14 Conclusions Based on comparing the 3 representative duplication detection techniques, the following conclusions were drawn: –Simple line matching is suitable for problem detection and assessment. –Parameterized matching will work well with fine-grained refactoring tools. –Metric Fingerprints will work well with method level refactoring techniques. Have shown that each technique has specific advantages and disadvantages. Have laid the ground work for a systemic approach to detecting and removing clones.

15 Toward a Taxonomy of Clones Aim to profile cloning as it occurs in the real world and generate a taxonomy of types of code duplications. This will give us insight into how and why developers duplicate code, and aid the effort in developing clone detection techniques and tools.

16 The Study Performed on the Linux kernel file- system subsystem. –Consists of 538.c and.h files, 279,118 LOC. –42 file system implementations. –Layered design.

17 Study Methods Used parameterized string matching and metrics based detection to gather clones. Manually inspected clones returned from the detection tools and created the current taxonomy. Generated scripts to classify each clone into one of clone types, and again manually inspected these results.

18 Taxonomy of Clones Duplicated blocks within the same function. Cloned blocks across functions, files and directories. Similar functions, same file. Functions cloned between files in the same directory. Functions cloned across directories. Cloned files. Initialization and finalization clones.
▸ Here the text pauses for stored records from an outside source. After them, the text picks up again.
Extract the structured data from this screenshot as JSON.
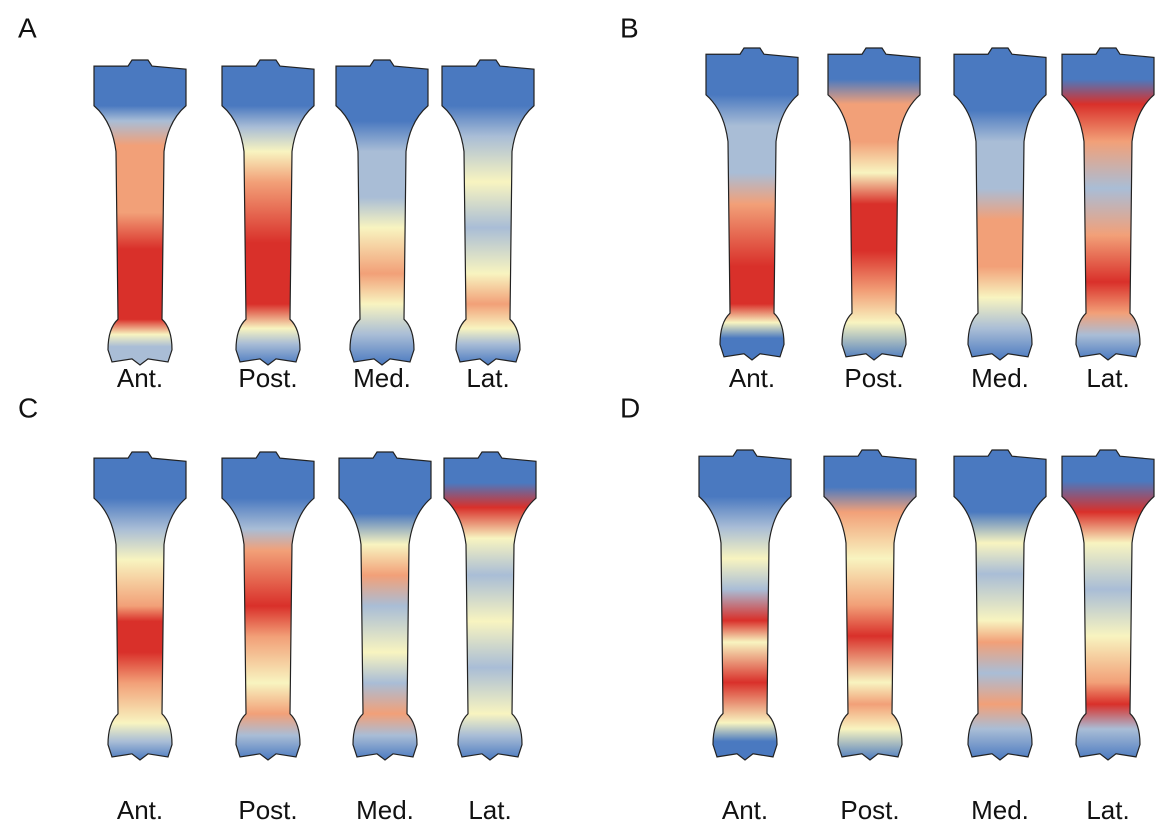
{
  "panels": [
    {
      "label": "A",
      "views": [
        "Ant.",
        "Post.",
        "Med.",
        "Lat."
      ]
    },
    {
      "label": "B",
      "views": [
        "Ant.",
        "Post.",
        "Med.",
        "Lat."
      ]
    },
    {
      "label": "C",
      "views": [
        "Ant.",
        "Post.",
        "Med.",
        "Lat."
      ]
    },
    {
      "label": "D",
      "views": [
        "Ant.",
        "Post.",
        "Med.",
        "Lat."
      ]
    }
  ]
}
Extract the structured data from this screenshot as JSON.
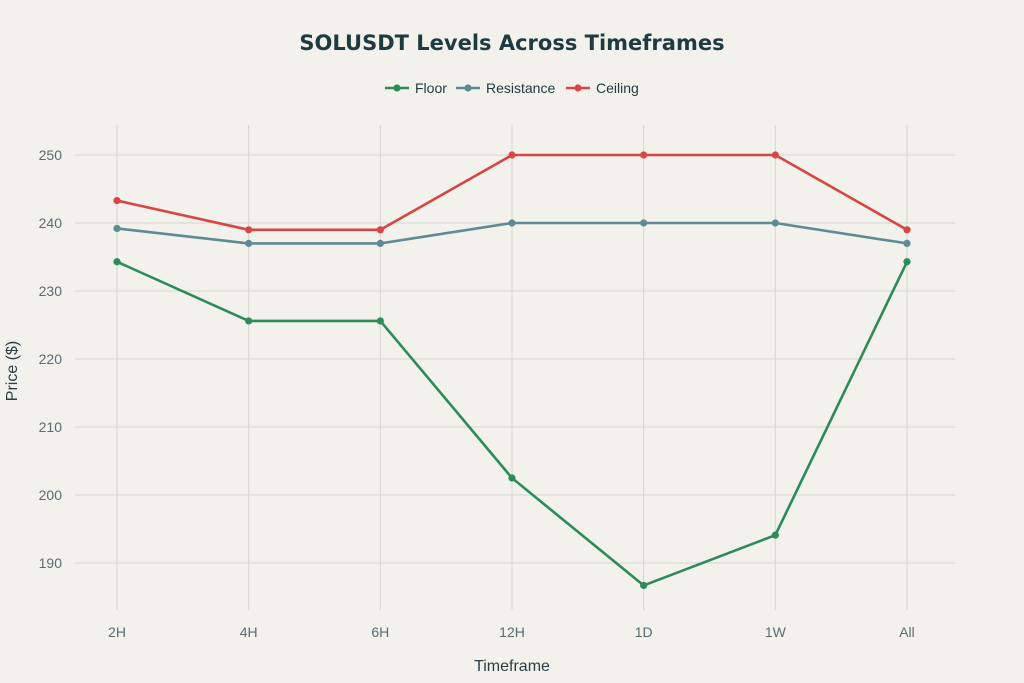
{
  "chart_data": {
    "type": "line",
    "title": "SOLUSDT Levels Across Timeframes",
    "xlabel": "Timeframe",
    "ylabel": "Price ($)",
    "categories": [
      "2H",
      "4H",
      "6H",
      "12H",
      "1D",
      "1W",
      "All"
    ],
    "ylim": [
      181,
      254.5
    ],
    "yticks": [
      190,
      200,
      210,
      220,
      230,
      240,
      250
    ],
    "grid": true,
    "legend_position": "top-center",
    "series": [
      {
        "name": "Floor",
        "color": "#2e8b57",
        "values": [
          234.3,
          225.6,
          225.6,
          202.5,
          186.7,
          194.1,
          234.3
        ]
      },
      {
        "name": "Resistance",
        "color": "#5f8a94",
        "values": [
          239.2,
          237.0,
          237.0,
          240.0,
          240.0,
          240.0,
          237.0
        ]
      },
      {
        "name": "Ceiling",
        "color": "#d94545",
        "values": [
          243.3,
          239.0,
          239.0,
          250.0,
          250.0,
          250.0,
          239.0
        ]
      }
    ]
  }
}
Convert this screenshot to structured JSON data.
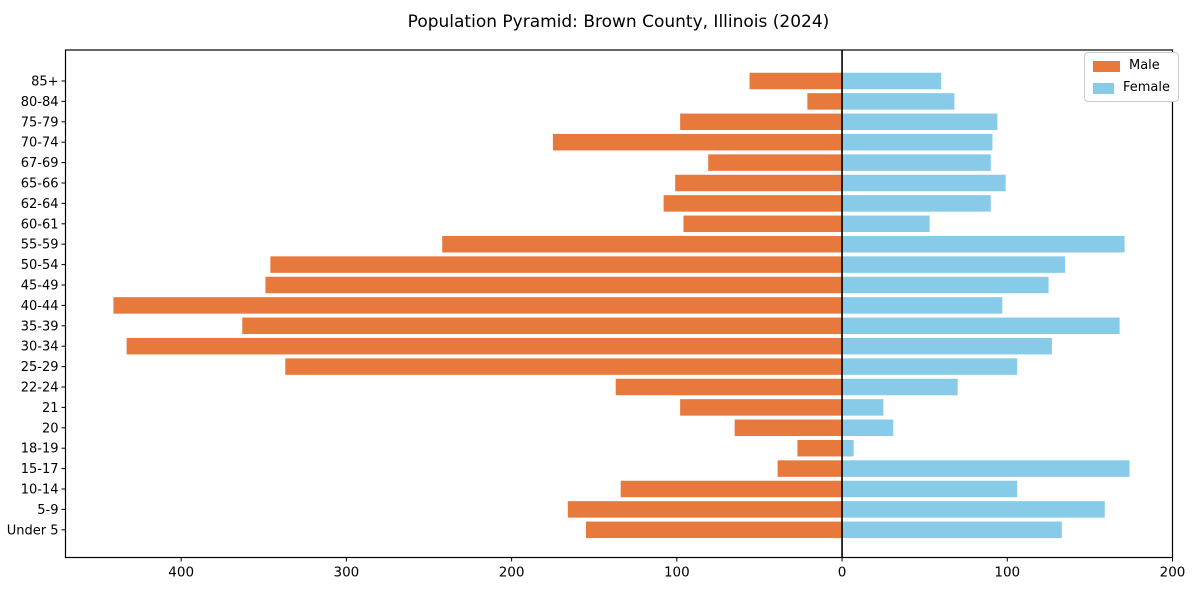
{
  "chart_data": {
    "type": "bar",
    "variant": "population-pyramid",
    "title": "Population Pyramid: Brown County, Illinois (2024)",
    "categories": [
      "85+",
      "80-84",
      "75-79",
      "70-74",
      "67-69",
      "65-66",
      "62-64",
      "60-61",
      "55-59",
      "50-54",
      "45-49",
      "40-44",
      "35-39",
      "30-34",
      "25-29",
      "22-24",
      "21",
      "20",
      "18-19",
      "15-17",
      "10-14",
      "5-9",
      "Under 5"
    ],
    "series": [
      {
        "name": "Male",
        "direction": "left",
        "color": "#e8793d",
        "values": [
          56,
          21,
          98,
          175,
          81,
          101,
          108,
          96,
          242,
          346,
          349,
          441,
          363,
          433,
          337,
          137,
          98,
          65,
          27,
          39,
          134,
          166,
          155
        ]
      },
      {
        "name": "Female",
        "direction": "right",
        "color": "#87cbe8",
        "values": [
          60,
          68,
          94,
          91,
          90,
          99,
          90,
          53,
          171,
          135,
          125,
          97,
          168,
          127,
          106,
          70,
          25,
          31,
          7,
          174,
          106,
          159,
          133
        ]
      }
    ],
    "x_axis": {
      "range": [
        -470,
        200
      ],
      "ticks": [
        -400,
        -300,
        -200,
        -100,
        0,
        100,
        200
      ],
      "tick_labels": [
        "400",
        "300",
        "200",
        "100",
        "0",
        "100",
        "200"
      ]
    },
    "legend": {
      "position": "upper-right",
      "entries": [
        "Male",
        "Female"
      ]
    },
    "colors": {
      "spine": "#000000",
      "zero_line": "#000000",
      "background": "#ffffff",
      "legend_border": "#cccccc"
    },
    "grid": false
  }
}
19 Results 12% of the Linux kernel file-system code is involved in code duplication. Detected 3116 clone pairs, with an average length is 13.5 lines. 78% of cloning occurs in the same directory.

20 Locality of Clone Pairs

21 Frequency of Clone Types

22 Families of File Systems ext2 and ext3 highly related. Intermezzo cloned much from the main file-system code and Coda. Jffs has cloned much from inflate_fs, most of the clones were put into 1 file.

23 Visualization of Cloning Without Showing Same Directory Clones

24 Metrics Vs. String Matching

25 Conclusions We have begun to build a taxonomy of code clones in software. Cloning activity in the Linux kernel file-system subsystem is at a non-trivial rate. Cloning most commonly occurs within a subsystem. Parameterized string matching provides an interesting and powerful method for function duplication detection. 3D visualization provided an interesting method of viewing clones amongst subsystems.

26 Importance of this Work Lots of clone detection methods out there, few comparisons. What we catch and what we miss is unclear.